Cream Cheese Chicken with Broccoli

Possibly my favorite slow cooker dish to date. Delicious! I was afraid at first to use cream cheese in a pasta dish, but it came out fantastic. It would also be great over rice. The following recipe serves 10-12 people, but I cut it down quite a bit. I hope you enjoy!

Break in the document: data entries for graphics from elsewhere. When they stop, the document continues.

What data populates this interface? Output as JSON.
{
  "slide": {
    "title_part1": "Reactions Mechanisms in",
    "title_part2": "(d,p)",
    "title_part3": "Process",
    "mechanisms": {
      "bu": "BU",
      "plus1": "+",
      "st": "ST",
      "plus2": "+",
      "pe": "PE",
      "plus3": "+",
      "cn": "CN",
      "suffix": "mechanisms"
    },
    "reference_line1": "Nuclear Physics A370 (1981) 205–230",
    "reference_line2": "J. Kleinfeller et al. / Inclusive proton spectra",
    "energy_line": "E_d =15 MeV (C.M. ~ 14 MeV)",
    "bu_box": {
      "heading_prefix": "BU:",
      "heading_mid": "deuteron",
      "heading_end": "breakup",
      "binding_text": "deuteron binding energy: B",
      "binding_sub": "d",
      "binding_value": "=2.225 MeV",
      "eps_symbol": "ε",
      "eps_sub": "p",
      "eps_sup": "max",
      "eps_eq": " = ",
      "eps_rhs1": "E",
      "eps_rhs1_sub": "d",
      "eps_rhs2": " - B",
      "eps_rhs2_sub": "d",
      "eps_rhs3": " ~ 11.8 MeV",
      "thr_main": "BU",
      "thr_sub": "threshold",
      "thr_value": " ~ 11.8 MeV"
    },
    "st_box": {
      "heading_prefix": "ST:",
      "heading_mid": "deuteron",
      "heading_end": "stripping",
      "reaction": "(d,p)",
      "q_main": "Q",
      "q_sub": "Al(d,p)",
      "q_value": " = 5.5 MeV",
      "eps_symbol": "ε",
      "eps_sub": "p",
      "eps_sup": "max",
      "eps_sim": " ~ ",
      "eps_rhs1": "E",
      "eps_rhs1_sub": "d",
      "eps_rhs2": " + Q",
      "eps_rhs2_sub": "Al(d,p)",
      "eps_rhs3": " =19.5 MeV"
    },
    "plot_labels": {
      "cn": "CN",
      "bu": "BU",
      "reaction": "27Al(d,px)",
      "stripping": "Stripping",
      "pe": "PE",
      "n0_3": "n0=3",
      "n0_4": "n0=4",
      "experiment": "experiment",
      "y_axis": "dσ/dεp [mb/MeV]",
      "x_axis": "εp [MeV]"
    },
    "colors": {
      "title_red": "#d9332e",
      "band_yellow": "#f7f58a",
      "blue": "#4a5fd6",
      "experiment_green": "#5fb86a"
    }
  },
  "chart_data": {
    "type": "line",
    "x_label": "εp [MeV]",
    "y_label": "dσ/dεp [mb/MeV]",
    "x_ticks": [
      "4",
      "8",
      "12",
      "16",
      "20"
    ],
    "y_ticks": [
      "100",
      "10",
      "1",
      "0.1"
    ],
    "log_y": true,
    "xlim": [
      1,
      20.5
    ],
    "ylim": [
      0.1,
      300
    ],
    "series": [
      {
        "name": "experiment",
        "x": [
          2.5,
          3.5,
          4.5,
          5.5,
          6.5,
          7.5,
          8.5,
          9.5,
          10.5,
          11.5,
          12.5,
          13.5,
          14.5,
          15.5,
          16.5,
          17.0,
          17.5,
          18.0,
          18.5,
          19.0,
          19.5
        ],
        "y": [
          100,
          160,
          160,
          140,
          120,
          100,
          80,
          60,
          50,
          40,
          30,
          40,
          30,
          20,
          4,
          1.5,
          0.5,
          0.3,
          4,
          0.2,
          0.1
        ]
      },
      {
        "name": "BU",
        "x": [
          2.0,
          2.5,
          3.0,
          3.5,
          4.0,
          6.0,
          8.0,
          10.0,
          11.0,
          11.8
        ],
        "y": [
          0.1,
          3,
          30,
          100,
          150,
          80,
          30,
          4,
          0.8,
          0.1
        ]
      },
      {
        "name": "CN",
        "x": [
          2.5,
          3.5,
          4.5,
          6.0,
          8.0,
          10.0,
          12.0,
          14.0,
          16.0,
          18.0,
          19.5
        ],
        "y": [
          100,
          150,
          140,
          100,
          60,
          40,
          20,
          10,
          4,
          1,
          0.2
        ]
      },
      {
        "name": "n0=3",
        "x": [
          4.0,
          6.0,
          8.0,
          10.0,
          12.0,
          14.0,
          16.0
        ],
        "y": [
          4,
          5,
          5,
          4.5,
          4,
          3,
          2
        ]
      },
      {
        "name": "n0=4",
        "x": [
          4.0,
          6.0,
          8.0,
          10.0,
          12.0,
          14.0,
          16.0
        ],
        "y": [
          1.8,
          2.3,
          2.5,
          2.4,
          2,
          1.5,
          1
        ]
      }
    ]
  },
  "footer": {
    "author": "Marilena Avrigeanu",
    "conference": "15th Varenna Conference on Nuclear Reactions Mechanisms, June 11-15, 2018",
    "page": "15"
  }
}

Prep time: 10 minutes Total Cooking Time: 4 hours

  • 4 lbs boneless, skinless chicken breasts, cut into 1/2 inch pieces
  • 1 tbsp olive oil
  • 1 pkg Italian salad dressing mix
  • 2 cups sliced mushrooms
  • 1 cup chopped onion
  • 1 can (10 1/4 ounces) condensed low-fat cream of chicken soup
  • 1 bag (10 ounces) frozen broccoli florets, thawed
  • 1 pkg (8 ounces) reduced-fat cream cheese, cubed
  • 1/4 cup dry sherry (cooking wine)
  • hot cooked pasta or rice
  1. Toss chicken with olive oil. Sprinkle with Italian salad dressing mix. Place in slow cooker. Cover and cook on LOW 3 hours.
  2. Coat large skillet with nonstick cooking spray. Add mushrooms and onion; cook 5 minutes over medium heat until onions are tender, stirring occasionally.
  3. Add soup, broccoli, cream cheese, and sherry to skillet, cook and stir until hot.
  4. Transfer to slow cooker. Cover; cook on LOW an additional hour.
  5. Serve chicken and sauce over pasta or rice.